Il s’ensuit un total dû par la banque à monsieur, [V] au 11 avril 2014 de 829.286,83 euros.
En exécution de la décision de compensation du 11 avril 2014, il convient de déduire de cette somme celle due par monsieur, [V] à la banque de 609.886,64 euros. Les parties s’accordent pour tenir compte dans la compensation de ce seul montant.

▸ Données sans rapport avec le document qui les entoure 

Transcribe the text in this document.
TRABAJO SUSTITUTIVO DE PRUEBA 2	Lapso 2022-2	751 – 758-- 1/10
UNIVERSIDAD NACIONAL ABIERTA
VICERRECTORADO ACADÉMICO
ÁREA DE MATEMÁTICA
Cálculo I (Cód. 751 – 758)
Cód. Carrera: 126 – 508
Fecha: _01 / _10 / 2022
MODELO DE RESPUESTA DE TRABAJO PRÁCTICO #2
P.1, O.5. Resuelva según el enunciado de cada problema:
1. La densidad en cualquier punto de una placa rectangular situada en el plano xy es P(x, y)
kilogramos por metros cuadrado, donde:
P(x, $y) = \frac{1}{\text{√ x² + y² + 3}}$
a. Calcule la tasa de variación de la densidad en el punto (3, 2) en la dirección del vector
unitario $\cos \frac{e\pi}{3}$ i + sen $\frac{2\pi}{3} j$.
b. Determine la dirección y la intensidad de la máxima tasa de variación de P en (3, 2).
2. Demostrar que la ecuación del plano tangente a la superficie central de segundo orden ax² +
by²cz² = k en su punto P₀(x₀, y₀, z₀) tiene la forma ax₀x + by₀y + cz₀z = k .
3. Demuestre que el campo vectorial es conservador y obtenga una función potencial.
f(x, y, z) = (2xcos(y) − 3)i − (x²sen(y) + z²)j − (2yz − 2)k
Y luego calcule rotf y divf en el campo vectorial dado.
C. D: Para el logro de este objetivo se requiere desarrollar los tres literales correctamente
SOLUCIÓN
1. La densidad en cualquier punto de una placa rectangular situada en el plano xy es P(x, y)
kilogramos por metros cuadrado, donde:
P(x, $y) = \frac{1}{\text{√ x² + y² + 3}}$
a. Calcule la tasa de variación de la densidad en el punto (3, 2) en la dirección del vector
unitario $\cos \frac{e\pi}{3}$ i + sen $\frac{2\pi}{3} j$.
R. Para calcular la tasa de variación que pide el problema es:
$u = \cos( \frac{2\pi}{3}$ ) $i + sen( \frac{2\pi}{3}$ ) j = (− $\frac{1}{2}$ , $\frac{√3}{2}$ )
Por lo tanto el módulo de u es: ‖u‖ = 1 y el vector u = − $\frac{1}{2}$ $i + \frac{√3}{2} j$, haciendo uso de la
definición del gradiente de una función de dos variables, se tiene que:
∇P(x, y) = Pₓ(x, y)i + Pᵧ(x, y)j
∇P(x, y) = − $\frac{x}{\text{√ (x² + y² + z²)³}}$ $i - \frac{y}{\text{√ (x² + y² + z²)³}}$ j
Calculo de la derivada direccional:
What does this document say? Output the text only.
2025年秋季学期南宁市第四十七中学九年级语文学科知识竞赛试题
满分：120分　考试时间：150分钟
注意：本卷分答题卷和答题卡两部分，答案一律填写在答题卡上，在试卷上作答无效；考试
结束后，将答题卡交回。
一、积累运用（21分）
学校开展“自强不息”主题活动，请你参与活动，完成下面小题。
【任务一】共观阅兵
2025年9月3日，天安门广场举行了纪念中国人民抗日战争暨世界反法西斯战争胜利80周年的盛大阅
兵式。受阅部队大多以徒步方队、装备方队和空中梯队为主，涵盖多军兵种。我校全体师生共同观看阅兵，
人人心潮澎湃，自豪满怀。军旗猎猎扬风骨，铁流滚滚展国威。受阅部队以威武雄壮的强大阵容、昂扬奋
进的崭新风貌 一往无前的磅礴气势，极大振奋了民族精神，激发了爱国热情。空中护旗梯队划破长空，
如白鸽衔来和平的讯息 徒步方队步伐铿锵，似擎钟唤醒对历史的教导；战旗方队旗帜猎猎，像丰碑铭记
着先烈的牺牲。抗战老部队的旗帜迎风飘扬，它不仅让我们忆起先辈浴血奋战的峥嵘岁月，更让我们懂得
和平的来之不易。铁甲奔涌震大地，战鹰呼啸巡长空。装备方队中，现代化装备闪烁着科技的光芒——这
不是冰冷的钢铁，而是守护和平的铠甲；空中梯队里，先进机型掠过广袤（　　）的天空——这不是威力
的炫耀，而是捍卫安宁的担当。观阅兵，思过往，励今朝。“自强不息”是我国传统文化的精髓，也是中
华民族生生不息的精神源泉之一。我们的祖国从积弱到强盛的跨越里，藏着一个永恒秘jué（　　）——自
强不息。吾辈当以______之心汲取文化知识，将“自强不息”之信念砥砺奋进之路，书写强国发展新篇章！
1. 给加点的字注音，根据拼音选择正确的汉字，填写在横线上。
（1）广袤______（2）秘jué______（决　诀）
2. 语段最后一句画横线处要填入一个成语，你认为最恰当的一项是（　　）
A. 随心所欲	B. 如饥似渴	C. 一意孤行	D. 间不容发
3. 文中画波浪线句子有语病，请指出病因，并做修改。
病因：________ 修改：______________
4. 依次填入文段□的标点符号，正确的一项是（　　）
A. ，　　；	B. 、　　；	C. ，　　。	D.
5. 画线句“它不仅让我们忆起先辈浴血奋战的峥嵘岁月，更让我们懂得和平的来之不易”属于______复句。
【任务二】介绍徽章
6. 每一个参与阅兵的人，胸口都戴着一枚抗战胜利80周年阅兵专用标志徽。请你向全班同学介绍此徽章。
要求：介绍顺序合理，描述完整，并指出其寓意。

Il en résulte un solde au profit de monsieur, [V] de': 829.286,83 – 609.886,64 = 219.400,19 euros.
A cette somme s’ajoutent les intérêts au taux légal capitalisés à compter du 11 avril 2014 avec majoration des intérêts au taux légal à compte du 14 août 2014.
A ce titre, par référence au tableau figurant en page 25 des conclusions de l’appelant, mais sur la base de 219.400,19 euros, les montants dus par la banque au 30 juin 2024 étaient de 398.705,30 euros en capital et 8909,91 euros en intérêts non capitalisés, soit un total de 407.615,22 euros.
Après déduction du montant réglé de 113.741,39 euros, la banque devait 293.873,83 euros.
Sur cette somme ont continué à s’appliquer les intérêts au taux légal majoré capitalisés, de sorte qu’au 30 juin 2025, il était du une somme totale de 321.682,38 euros.
Après déduction de la somme de 93.586,45 réglé par la banque, il restait dû au 31 décembre 2025 une somme de 228.095,94 en capital et 8922,86 euros au titre des intérêts non capitalisés, soit un total de 237.018,80 euros arrêté au 31 décembre 2025.
Le jugement sera donc infirmé en ce qu’il a cantonné le commandement à la somme de 196.132,99 euros.
Statuant à nouveau, la cour ordonne le cantonnement du commandement de payer du 4 octobre 2024 à la somme de 237.018,80 euros arrêtée au 31 décembre 2025 à laquelle s’ajoute le montant des condamnations au titre des frais irrépétibles de procédure et des frais de poursuite.
Sur les frais irrépétibles et les dépens
Le jugement sera confirmé en ce qu’il a condamné monsieur, [V] aux dépens et à régler la somme de 2500 euros à la CEPAC.
Les dépens d’appel seront mis à la charge de la CEPAC qui succombe en partie, en ce qu’elle sollicitait la confirmation du jugement au titre du montant de la créance en invoquant avoir réglé l’intégralité de la dette par ses paiements postérieurs au commandement.
Elle devra aussi régler à monsieur, [V] la somme de 3000 euros au titre des frais irrépétibles de procédure qu’il est inéquitable de laisser à sa charge.
Il n’est pas inéquitable de laisser supporter à la CEPAC les frais de procédure exposés à l’occasion de l’appel et non compris dans les dépens.
PAR CES MOTIFS
La cour statuant après débats publics par mise à disposition au greffe, contradictoirement et en dernier ressort :
Rejette la fin de non-recevoir soulevée par l’intimée concernant la demande de monsieur, [V] à propos de la compensation';
Infirme le jugement en ce qu’il a exonéré la Caisse d’Epargne et de Prévoyance Provence Alpes Corse de la majoration du taux d’intérêt légal';
Statuant à nouveau de ce chef,
Rejette la demande d’exonération du taux des intérêts légaux appliqués sur le capital de la condamnation du 15 novembre 2000, confirmée en appel le 11 avril 2014';
Infirme le jugement dont appel en ce qu’il a cantonné à 1a somme de 196.132,99 euros le montant en principal de la créance de monsieur, [V] envers la CEPAC ;
Statuant à nouveau,
Ordonne le cantonnement du commandement de payer du 4 octobre 2024 à la somme de 237.018,80 euros arrêtée au 31 décembre 2025 à laquelle s’ajoute le montant des condamnations au titre des frais irrépétibles de procédure et des frais de poursuite ;
Confirme le jugement pour le surplus';
Y ajoutant,
Condamne la société anonyme à directoire et conseil d’orientation et de surveillance Caisse d’Epargne et de Prévoyance Provence Alpes Corse aux dépens d’appel';
Condamne la société anonyme à directoire et conseil d’orientation et de surveillance Caisse d’Epargne et de Prévoyance Provence Alpes Corse à verser à monsieur, [F], [V] la somme de 3000 euros au titre des frais irrépétibles de procédure';
Rejette la demande de la CEPAC au titre des frais irrépétibles de procédure.